MANILA, Philipines — Debt watcher Fitch Ratings affirmed the Philippines' investment grade rating on Thursday, in a nod to the Duterte administration's strides towards economic recovery from pandemic fallout but remained wary of the fiscal cost of the government's pandemic response.
Fitch Ratings kept the sovereign's "BBB" rating while assigning a "negative" outlook, which meant the hard-earned credit rating that the Duterte administration has long tried to protect by limiting pandemic spending could be downgraded over the next 18 to 24 months.
Despite that, the Bangko Sentral ng Pilipinas noted in a statement on Friday that the country has maintained the same rating from Fitch throughout the coronavirus pandemic, despite a slew of rating downgrades for other countries throughout the crisis.
"[Philippine economic recovery] should be supported by a pick-up in vaccination rates (92% of 54 million target individuals had been fully vaccinated as of December 2021), falling COVID-19 infection numbers, normalized economic activity – particularly in services – after tight containment measures in 2020 and part of 2021. The fiscal and monetary policy response, strong infrastructure spending and resilient remittances and exports are also boosting the recovery," the BSP said.
The Philippine economy grew 5.6% in 2021 considering that the economy suffered from waves of infections and mobility restrictions. The shift to granular lockdowns in the latter part of the year cushioned the economic damage from economic restrictions, but other rating agencies are still wary of economic scarring as a result of the downturn.
"The government has accommodated the huge cost of COVID-19 crisis response to help vulnerable sectors survive and recover from the crisis, largely because of President Duterte’s comprehensive tax reform program and his policy of prudent fiscal management and discipline," said Finance chief Carlos Dominguez.
The Duterte administration has spent over $30 billion to bankroll its pandemic response, sending debt levels slightly above manageable per the latest data. In 2022, the national government signed a P5.2 trillion national budget, higher by 11% compared to its 2021 version.
Fiscal cost and 2022 elections pose risks
Fitch Ratings remained wary of the country's uncertain economic recovery. The debt watcher noted effects of potential economic scarring from the pandemic, the risk of new virus variant sprouting up and the results of the May elections, which could spell uncertainty for the country's fiscal and economic strategy.
As the debt watcher sees it, unwinding stimulus measures pose certain risks. The country's credit ratings face downgrades if the national government fails to reduce its debt to gross domestic product ratio, which currently stood at 60.5%, raising questions on its ability to pay back creditors.

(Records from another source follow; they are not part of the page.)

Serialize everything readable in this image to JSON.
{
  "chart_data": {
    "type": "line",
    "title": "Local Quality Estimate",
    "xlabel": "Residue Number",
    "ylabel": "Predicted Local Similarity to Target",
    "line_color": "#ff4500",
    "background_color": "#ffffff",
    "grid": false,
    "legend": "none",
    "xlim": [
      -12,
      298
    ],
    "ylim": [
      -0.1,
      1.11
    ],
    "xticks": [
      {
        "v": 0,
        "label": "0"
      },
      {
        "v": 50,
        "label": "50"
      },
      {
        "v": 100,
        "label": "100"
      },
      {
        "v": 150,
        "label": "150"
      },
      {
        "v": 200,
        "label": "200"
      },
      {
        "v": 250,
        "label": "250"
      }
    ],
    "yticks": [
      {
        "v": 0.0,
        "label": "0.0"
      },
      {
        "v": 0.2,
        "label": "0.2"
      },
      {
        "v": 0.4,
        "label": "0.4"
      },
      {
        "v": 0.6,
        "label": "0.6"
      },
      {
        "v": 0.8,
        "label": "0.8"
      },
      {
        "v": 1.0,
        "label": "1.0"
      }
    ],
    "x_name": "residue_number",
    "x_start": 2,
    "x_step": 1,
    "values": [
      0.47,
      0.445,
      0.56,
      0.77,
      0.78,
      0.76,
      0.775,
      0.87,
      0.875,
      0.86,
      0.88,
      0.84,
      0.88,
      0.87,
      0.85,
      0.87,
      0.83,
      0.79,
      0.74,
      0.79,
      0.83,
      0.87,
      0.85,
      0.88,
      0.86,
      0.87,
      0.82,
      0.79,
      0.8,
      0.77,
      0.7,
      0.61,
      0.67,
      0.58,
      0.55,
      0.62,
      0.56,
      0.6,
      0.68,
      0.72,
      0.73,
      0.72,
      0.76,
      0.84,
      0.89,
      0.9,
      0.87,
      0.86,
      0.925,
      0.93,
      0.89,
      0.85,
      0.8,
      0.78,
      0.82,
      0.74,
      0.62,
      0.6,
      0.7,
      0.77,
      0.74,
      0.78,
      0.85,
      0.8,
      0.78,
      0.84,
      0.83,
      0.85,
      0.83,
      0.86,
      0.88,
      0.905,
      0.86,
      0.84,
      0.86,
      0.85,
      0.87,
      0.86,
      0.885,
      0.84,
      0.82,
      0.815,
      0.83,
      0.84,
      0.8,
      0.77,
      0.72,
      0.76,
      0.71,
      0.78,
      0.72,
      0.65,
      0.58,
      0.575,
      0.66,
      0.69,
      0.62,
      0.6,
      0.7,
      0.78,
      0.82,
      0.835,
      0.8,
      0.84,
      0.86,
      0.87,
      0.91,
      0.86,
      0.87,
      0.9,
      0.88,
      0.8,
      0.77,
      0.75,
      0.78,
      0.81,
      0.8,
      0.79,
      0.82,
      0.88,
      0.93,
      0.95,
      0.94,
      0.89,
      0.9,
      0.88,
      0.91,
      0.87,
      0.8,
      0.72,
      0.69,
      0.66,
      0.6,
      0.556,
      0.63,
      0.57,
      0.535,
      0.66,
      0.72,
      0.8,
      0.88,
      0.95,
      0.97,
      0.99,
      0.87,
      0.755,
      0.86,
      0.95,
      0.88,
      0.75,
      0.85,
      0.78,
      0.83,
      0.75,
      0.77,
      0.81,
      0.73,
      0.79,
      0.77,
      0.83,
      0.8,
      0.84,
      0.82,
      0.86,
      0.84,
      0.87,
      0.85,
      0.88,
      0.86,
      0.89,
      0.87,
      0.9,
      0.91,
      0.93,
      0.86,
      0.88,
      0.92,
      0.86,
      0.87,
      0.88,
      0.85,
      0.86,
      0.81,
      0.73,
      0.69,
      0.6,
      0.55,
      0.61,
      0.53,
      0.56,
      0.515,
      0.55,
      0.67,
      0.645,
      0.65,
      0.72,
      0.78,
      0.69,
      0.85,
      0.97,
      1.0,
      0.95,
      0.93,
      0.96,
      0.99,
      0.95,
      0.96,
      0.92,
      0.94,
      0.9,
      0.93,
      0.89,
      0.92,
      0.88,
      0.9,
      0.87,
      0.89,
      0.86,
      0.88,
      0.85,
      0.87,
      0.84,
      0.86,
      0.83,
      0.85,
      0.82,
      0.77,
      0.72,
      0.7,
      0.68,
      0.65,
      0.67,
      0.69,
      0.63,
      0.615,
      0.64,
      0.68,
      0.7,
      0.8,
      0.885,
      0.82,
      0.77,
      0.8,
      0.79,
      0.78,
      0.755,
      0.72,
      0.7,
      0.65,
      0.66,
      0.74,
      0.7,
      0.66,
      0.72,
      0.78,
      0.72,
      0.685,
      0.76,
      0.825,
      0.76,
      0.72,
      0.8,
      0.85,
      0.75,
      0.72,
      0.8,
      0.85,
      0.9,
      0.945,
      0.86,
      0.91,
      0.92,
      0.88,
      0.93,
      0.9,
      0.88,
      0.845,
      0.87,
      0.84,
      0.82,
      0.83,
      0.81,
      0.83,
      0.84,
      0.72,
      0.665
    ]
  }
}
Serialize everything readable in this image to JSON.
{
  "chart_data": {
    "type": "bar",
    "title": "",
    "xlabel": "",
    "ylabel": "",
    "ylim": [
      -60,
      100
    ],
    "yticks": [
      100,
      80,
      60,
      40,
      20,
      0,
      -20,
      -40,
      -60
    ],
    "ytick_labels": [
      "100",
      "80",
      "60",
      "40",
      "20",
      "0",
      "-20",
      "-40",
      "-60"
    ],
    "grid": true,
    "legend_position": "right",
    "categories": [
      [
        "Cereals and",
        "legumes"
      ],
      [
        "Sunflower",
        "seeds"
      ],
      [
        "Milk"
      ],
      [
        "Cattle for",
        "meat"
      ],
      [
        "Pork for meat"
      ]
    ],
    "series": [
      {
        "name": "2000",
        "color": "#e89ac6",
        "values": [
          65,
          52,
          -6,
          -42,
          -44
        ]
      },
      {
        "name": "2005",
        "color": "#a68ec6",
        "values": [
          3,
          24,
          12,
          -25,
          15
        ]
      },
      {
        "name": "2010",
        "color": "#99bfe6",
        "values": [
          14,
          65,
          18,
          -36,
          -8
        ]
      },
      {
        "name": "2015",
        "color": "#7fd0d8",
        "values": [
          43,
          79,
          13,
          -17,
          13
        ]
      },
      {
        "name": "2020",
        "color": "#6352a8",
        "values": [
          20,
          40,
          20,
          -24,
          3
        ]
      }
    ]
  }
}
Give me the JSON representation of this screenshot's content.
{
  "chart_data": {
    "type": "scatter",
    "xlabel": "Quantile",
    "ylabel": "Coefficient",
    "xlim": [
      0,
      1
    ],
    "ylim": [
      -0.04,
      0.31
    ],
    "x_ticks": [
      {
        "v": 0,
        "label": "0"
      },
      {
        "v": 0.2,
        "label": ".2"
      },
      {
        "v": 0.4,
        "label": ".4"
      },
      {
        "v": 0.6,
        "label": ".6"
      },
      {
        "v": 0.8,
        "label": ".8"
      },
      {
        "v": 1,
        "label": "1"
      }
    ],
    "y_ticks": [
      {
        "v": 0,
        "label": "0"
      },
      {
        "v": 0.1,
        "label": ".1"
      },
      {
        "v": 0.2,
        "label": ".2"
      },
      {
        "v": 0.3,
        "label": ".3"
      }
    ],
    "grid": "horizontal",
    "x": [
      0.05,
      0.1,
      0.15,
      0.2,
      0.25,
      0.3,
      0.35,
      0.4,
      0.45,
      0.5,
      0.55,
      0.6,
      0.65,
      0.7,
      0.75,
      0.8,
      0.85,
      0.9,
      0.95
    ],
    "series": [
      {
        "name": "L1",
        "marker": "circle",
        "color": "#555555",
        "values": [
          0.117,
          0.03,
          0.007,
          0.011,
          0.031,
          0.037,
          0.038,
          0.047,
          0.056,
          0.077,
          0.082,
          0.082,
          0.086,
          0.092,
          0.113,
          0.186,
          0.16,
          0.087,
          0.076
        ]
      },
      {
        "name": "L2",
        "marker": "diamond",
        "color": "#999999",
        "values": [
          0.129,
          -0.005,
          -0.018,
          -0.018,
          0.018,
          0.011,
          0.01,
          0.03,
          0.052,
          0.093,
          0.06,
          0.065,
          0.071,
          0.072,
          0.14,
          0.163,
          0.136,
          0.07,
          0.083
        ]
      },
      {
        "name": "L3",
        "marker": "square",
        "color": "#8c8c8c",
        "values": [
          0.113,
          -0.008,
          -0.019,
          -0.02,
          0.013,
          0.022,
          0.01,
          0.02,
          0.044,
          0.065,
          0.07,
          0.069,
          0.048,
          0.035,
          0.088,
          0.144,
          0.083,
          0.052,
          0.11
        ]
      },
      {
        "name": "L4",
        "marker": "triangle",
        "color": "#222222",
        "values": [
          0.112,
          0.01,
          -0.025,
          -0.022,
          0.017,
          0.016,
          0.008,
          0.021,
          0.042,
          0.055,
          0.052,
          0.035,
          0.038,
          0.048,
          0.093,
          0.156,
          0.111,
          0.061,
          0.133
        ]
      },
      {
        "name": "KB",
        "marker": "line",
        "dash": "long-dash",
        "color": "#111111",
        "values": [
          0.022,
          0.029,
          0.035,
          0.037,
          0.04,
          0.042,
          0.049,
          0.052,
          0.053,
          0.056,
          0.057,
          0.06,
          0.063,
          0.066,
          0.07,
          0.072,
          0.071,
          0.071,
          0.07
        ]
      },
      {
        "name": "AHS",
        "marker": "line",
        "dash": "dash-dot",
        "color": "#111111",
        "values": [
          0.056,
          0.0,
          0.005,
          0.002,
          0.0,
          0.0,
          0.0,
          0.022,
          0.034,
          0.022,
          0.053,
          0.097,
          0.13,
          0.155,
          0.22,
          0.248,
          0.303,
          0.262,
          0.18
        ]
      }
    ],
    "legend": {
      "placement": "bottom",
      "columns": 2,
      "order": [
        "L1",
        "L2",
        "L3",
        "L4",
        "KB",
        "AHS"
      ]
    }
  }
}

Fitch was also quick to point out the ratings still reflected the Duterte administration's shortcomings, such as governance.
"Philippines' rating balances strong external buffers and growth against lagging structural indicators, including per capita income and governance. It also reflects weak government revenue mobilisation compared with peers and government debt/GDP that rose sharply from pre-Covid-19 pandemic levels but is forecast to stay close to the 'BBB' median over the next few years," Fitch said.
The Duterte administration coveted an "A" rating by 2022 before the public health crisis derailed its plans.
Despite its outlook, Fitch expects economic growth in the country to accelerate 6.9% this year and 7% in 2023.